Nel primo tempo è la Como 2000 a fare la partita e a collezionare occasioni da rete.

La prima è per Carlotta Soave che al 5′ calcia dal limite un velenoso tiro che termina a lato di poco.

La stessa Soave replica ancora al 7′ dopo aver recuperato un buon pallone nella propria metà campo, ma appena dentro l’area calcia alto di poco.

Al 10′ Alessia Ienna dopo un buon dribbling serve Magda Franchetto che però a tu per tu col portiere calcia debolmente di sinistro.

Sul seguente rinvio del portiere la palla arriva sui piedi di Soave che ancora una volta calcia debolmente tra le braccia del portiere.

Al 12′ bella iniziativa di Iennatra le migliori del primo tempo con Soave e Boldini –  che prima supera il terzino avversario con un sombrero e poi si esibisce in un bel tiro al volo che termina a lato.

Il goal arriva al 20′ con un pregevole contropiede ben gestito da Ienna e Soave in fascia che porta la stessa a servire un cross al centro che il portiere dell’Orobica fatica a gestire e sulla respinta è lesta Boldini a insaccare.

Al 25′ Ienna e Franchetto ripropongono una combinazione fotocopia a quella realizzata un quarto d’ora prima, con la fantasista lariana abile a dribblare e mettere l’esterno sola davanti al portiere, ma analogo è anche l’esito con Franchetto che col mancino calcia debolmente sul portiere.

Soave si ripropone dal limite al 30′ servita di prima intenzione da Baldo e dopo una bella girata tira un bel destro che però il portiere è abile a gestire.

Ancora Soave, sempre dal limite pochi minuti dopo di prima conclude alto una bella triangolazione tra Ienna e Boldini.
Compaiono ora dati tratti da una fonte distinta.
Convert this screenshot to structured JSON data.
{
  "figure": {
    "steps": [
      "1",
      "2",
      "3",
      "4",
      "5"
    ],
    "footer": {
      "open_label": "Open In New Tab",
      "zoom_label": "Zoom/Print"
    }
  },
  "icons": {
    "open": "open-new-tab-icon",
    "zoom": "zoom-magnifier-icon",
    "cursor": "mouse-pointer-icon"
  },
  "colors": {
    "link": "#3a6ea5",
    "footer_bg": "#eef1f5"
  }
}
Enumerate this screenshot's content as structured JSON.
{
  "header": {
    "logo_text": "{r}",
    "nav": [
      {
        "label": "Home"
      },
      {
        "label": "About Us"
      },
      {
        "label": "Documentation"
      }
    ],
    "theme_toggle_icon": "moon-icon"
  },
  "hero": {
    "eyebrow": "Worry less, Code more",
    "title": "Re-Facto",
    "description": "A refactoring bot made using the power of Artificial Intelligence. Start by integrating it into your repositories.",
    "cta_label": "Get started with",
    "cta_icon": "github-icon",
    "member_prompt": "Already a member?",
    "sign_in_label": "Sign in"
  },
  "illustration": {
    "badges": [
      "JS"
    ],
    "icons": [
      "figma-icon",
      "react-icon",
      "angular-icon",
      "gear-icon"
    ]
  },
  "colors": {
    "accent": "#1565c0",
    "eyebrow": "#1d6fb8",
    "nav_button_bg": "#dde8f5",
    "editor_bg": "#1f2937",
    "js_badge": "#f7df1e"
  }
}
Al 40′ Ienna è abile a domare un pallone a mezza altezza e concludere al volo, ma il tiro esce di poco a lato.

Nel secondo tempo si assiste ad una partita completamente diversa, con la Como 2000 più distratta e confusionaria.  I primi 15 minuti della ripresa vedono le orobiche insidiare ripetutamente la porta di Colombo che al 20’ è salvata dalla traversa.   Dal 60’ la Como 2000 riprende in mano il match e torna a rendersi pericolosa.

Ienna servita al limite da Bruno rientra e calcia, ma il tiro pur angolato è troppo debole.

Al 60′ Ostini con un lancio millimetrico riesce a servire con precisione Franchetto, la quale affonda sulla difesa scoperta dell’Orobica ritrovandosi per la terza volta sola davanti al portiere, questa volta conclude di destro, ma il tiro è poco angolato e il portiere para.

Al 65′ Scarpelli esegue una pregevole punizione che termina di pochissimo al lato dell’incrocio.

Al 67′ su calcio d’angolo Pozzoli stacca più in alto di tutte, ma centrale e il portiere raccoglie.

Al 70′ Boldini si avventura in una bella serpentina, riuscendo anche a servire Bruno sola davanti al portiere, ma il tocco è troppo debole e il portiere raccoglie senza difficoltà.

Al 75′ Ostini fa tutto da sola e dopo un buon dribbling dalla distanza calcia un bolide che finisce abbondantemente fuori.

Al 80′ ancora Bruno supera in fascia la difesa avversaria, ma entrata in area con solo il portiere davanti attende troppo per calciare e conquista solo un calcio d’angolo.

Al 91′ il colpo della beffa, con l’Orobica che realizza il goal del pareggio con un gran tiro dal limite dell’area sulla respinta di un calcio d’angolo.

Le lariane provano immediatamente a reagire e al 93′ avrebbero ancora l’occasione di riagguantare la partita con Bruno che da destra entra in area e viene atterrata, l’arbitro non fischia perché sul pallone ancora vagante si avventa Di Iorio che con un gran destro costringe il portiere ad una parata eccezionale.

Nel secondo tempo positiva la presatzione di Laura Cappelletti.

Mister Cincotta: “Certe partite le devi concludere, non ci si può più accontentare di aver giocato bene e di aver prodotto molto più dell’avversario, se poi porti a casa solo un punto. Non essendo finora mai state recuperate quest’anno, mi vien da dire che questa fosse la lezione che ci mancava di imparare quest’anno”.